Death and Taxes
Death and Taxes
By Don L. Richards
(From the New York FLP News, No. 6, April, 1984)

     Gordon Wendell Kahl was born in North Dakota in 1920. He grew up to be a farmer and, when World War II came along, he went to war as a tailgunner and came home a highly-decorated war hero.
Although he had a 400-acre farm near Heaton, ND, he bounced around the Texas oilfields in later life as a mechanic and general worker.
     Somewhere along the way, Mr. Kahl developed a zealous aversion to paying income taxes. In 1977 a Federal judge in Midland, TX, sentenced Mr. Kahl, then 57, to a year in jail and five years probation for failure to pay income taxes for the years 1973 and 1974.
     Mr. Kahl told the judge that he might as well serve the whole six years in jail, because he wasn't going to pay the taxes. The judge thought Mr. Kahl was nuts to think that way, so he committed him to a federal psychiatric program at Springfield, MO. Mr. Kahl refused for three months to say anything to the psychiatrists, so he was sent to the federal pen at Leavenworth, KS, where he served another nine months before he was released on the condition that he report regularly to a probation officer.

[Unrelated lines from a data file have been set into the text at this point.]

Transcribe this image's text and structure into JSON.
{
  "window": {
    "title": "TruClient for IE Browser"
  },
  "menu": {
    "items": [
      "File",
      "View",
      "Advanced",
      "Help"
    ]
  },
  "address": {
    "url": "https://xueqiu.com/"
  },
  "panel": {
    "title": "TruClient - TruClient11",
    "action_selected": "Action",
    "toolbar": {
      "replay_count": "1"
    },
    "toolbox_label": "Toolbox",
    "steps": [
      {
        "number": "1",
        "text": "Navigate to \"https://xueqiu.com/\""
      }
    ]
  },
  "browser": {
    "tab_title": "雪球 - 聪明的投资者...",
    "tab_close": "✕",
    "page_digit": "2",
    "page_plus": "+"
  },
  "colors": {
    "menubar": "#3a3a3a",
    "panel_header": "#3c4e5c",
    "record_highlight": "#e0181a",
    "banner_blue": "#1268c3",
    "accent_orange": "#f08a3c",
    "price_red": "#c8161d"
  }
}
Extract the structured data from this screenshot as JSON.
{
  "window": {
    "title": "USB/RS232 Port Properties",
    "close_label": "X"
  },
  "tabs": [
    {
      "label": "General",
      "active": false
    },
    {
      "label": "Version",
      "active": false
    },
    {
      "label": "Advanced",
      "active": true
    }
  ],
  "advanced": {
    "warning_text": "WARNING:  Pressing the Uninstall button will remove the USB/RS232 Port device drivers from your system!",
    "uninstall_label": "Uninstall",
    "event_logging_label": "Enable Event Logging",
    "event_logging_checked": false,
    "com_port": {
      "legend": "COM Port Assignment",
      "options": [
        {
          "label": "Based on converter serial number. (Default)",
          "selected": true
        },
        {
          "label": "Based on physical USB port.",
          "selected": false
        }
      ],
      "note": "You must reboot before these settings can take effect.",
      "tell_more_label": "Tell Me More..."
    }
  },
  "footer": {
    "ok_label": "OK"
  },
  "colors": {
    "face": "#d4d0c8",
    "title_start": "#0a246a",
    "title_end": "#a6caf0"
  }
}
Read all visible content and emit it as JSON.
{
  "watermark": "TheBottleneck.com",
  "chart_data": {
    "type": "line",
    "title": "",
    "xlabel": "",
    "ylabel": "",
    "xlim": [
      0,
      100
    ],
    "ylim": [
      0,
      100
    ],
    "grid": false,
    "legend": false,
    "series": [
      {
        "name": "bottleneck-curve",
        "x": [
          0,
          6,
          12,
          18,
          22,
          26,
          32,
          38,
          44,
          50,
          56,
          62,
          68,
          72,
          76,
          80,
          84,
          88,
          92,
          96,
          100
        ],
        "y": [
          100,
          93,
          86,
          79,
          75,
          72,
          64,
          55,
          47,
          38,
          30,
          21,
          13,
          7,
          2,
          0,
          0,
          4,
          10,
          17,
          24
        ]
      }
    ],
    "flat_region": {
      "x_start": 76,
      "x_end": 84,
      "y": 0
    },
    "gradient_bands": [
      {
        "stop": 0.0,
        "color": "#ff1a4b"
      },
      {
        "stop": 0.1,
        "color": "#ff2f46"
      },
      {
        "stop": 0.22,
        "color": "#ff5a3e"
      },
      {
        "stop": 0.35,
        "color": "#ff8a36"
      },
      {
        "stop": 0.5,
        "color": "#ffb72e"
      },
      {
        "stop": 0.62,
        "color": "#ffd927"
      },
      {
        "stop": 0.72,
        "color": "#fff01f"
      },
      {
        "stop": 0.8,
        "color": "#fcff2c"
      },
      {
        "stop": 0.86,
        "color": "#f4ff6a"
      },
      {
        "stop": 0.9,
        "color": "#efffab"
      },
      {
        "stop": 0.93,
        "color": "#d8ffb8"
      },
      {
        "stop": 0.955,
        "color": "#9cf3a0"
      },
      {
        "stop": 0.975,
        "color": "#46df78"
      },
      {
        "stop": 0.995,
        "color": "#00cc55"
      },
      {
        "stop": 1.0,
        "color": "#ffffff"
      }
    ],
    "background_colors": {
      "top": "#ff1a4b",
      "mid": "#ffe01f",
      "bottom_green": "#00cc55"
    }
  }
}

     He did not. He returned to North Dakota. Then, in March, 1981, a warrant was issued for the arrest of the 61-year-old Kahl due to his failure to report to a probation officer in Bismarck, ND. At the time, a federal marshal tried to talk him into mending his ways.
      He did not.
     For several months nothing happened. Then in August the feds seized 80 acres of Kahl's farm and auctioned off the land against a lien of $7,074 in back taxes.
     By this time, Mr. Kahl had become a member of the Posse Comitatus, a survivalist group which recognizes no power higher than that wielded by the county, and which believes income taxes are wrong. Mr. Kahl made it generally known to his friends and neighbors that when the feds came next time, he would not be taken alive.
     On Sunday, February 13, 1983, fourteen tax protesters sat in a meeting at Dr, Clarence Martin's clinic in Medina, ND, among them Gordon Kahl, his wife Joan and his son Yorivon. Medina police chief Darrell Graf, who usually attended these meetings, was absent.
     The group wondered about the men in a pickup outside. Kahl realized the time had come. The senior Kahl took off in one car with Scott Faul. Yori and his mother went in another vehicle with David Broer and Vernon Wegner.
     There was a roadblock. Guns were waved. Someone fired first. A hail of automatic weapons fire shot two US marshals dead in the road, wounded another marshal and two additional lawmen. Yori also was wounded.
     Gordon Kahl stole a deputy's car and, after dropping his wounded son off at Dr. Martin's clinic, disappeared.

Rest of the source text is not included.